Gestores municipais sofrem para manter os programas em seus municípios

De acordo com a proposta de lei orçamentária anual para 2011, apresentada pela União ao Congresso Nacional (PL 59/2010), a previsão orçamentária destinada ao Sistema Único de Saúde (SUS) será insuficiente – R$ 2 bilhões a menos - para o cumprimento das ações e serviços propostos.

Caso este fato ocorra que já uma realidade, o setor mais prejudicado será os vinculados em programa federais executados pelos municípios, como:

Saúde da família

Agente comunitário de saúde

Saúde bucal

Núcleos de Apoio à Saúde da Família

Desde 2009 estes incentivos repassados pelo governo federal não sofrem reajustes, e os gestores municipais sofrem para manter os programas em seus municípios. Para se ter uma idéia, cada programa desses além de exigir uma ampla estrutura física, requer no mínimo a contratação três profissionais de nível superior, o que na maioria das vezes torna inviável manter uma unidade de saúde com diversas especificidades, sobrecarregando principalmente os cofres de municípios pequenos.
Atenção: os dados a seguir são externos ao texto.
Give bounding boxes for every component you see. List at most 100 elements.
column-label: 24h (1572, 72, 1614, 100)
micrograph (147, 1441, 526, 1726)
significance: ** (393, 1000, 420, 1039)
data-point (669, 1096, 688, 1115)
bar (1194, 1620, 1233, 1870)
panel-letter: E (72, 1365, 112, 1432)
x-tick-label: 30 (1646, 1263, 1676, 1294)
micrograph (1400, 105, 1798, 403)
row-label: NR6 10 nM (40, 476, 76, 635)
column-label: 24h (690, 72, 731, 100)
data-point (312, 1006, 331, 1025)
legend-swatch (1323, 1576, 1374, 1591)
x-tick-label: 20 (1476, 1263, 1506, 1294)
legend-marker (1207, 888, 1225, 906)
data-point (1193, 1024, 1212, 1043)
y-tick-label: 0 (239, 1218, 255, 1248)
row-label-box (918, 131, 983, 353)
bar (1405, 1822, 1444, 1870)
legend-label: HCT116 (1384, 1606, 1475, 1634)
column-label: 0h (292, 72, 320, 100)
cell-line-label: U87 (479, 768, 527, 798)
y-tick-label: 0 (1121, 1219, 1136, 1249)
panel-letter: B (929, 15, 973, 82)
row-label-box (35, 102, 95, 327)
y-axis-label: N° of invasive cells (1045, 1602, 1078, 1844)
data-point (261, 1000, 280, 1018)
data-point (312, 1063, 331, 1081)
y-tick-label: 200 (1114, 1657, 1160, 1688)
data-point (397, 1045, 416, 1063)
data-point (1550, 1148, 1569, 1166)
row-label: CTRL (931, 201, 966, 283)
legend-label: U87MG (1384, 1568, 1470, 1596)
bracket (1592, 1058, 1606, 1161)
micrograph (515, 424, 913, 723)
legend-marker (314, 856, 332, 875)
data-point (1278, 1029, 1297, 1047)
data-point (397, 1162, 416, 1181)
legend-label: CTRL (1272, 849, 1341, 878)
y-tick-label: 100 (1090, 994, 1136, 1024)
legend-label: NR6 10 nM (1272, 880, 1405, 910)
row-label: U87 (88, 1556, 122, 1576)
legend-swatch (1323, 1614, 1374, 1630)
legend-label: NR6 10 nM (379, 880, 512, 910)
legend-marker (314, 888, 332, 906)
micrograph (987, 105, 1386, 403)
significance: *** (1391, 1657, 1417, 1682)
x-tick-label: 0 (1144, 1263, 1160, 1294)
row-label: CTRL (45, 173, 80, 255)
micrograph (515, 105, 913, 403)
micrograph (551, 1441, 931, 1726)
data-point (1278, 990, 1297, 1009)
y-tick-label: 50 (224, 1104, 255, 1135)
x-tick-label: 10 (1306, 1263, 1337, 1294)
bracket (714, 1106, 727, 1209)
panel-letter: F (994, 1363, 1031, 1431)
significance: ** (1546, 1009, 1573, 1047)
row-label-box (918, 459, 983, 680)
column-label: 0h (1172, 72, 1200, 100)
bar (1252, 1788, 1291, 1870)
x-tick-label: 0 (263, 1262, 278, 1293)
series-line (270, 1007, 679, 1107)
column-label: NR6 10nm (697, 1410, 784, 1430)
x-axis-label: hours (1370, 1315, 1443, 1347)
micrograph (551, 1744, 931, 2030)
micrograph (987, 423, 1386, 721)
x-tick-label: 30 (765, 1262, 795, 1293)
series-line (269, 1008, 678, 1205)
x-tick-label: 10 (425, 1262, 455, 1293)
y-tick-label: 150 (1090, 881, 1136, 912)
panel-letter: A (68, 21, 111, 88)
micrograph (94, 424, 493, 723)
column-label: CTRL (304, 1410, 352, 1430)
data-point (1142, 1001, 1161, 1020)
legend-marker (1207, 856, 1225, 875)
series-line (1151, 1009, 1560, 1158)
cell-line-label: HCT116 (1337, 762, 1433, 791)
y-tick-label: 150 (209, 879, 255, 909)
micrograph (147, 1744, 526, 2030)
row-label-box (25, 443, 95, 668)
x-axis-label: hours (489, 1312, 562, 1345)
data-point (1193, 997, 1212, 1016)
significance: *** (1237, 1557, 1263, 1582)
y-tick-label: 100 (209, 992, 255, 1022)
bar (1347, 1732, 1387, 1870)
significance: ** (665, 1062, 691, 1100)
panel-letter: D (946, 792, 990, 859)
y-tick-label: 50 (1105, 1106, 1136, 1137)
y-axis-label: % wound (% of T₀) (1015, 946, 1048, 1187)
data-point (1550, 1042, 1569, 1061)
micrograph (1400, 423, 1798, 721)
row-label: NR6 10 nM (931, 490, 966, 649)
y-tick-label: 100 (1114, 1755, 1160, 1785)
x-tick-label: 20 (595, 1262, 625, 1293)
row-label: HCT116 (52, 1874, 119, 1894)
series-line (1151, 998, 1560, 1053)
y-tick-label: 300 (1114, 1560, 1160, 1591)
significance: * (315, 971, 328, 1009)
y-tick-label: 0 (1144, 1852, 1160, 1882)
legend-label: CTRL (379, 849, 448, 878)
Em Flores, no sertão do estado, o prefeito do município, Marconi Santana, alerta que os números apontam que em 2011 os recursos serão ainda mais enxutos e ainda não sabe como fará para superar e manter os programas federais que o município entra com apoio administrativo/financeiro, como os de média e alta complexidade ambulatorial e hospitalar, vigilância em saúde, vigilância sanitária e outros.

Segundo o prefeito, hoje o município já começa a enfrentar dificuldades, visto que os programas no seu conjunto comprometem quase 80% das finanças municipais.